It was lately that i let myself shatter into bits and pieces. Like how you let glass drop effortlessly on the ground. That was the state I was left in. Broken.
It was that evening I felt nothing but the warmth of the air surrounding me like a bubble. Caught only in its wrath. But just for a moment only, till the ground showered with snow like chills from the clouds. Rain.
It was also the other time I watched birds fly away from a tree. I pictured myself rid of freedom, memories and thoughts. My brain didn't let me though. The heart was its bodyguard that day. It still is. Mind.
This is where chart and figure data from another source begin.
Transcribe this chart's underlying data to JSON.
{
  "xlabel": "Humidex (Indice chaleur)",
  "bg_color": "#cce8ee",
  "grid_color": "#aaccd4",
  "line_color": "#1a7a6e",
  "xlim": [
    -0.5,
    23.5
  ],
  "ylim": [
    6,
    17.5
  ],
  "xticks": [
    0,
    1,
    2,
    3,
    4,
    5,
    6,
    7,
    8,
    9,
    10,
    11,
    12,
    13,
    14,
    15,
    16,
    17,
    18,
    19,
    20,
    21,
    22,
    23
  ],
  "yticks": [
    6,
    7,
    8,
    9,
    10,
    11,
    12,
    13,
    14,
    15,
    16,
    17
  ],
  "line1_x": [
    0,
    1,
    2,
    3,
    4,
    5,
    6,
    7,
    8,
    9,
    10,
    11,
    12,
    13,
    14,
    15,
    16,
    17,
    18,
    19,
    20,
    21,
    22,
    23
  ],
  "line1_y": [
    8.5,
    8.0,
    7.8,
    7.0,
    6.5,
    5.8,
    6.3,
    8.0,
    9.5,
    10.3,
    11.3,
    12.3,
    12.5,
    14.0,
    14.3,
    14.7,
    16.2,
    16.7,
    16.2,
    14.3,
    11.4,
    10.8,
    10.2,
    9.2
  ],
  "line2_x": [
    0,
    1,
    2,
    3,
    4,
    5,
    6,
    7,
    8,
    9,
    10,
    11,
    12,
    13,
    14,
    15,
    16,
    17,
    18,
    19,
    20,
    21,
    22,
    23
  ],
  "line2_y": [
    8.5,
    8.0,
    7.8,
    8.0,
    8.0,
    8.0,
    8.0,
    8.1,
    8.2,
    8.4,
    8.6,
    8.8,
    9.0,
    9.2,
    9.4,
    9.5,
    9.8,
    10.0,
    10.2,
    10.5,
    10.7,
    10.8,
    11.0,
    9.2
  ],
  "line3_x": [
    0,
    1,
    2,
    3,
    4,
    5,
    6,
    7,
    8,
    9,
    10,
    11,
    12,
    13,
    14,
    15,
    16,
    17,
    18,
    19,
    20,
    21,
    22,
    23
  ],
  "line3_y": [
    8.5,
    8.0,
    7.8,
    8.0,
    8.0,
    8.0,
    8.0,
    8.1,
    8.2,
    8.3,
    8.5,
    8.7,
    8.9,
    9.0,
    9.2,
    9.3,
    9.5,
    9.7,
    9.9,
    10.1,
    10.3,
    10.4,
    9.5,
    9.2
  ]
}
It was never in my dreams to have come this far. To have stayed a little girl would be much better. But the cycle will never end. It will never stop either. By choice or by wants and needs. Never.
It was yesterday I grasped a tug of grass from the lands you cropped. Bountiful, but now empty. Like a void in space only decorated with tiny specks of stars visible a million miles away. Gone.
It was also the day before, that I escaped prison. The one where I was caged in a forbidden entry of delusion and hope. Now its me, my books and good sleep. Finally.
It was also a few hours ago, I felt that fuzzy feeling again. Moments when heat suddenly rushes across your face. Nothing explainable, only felt. First.
It is now, that I am feeling this unacceptable overwhelming emotion of some sorts. Its something about the smell of rain. It always is isn't it? The ability to recalculate every decision, every choice made. Finally, a second chance to be me.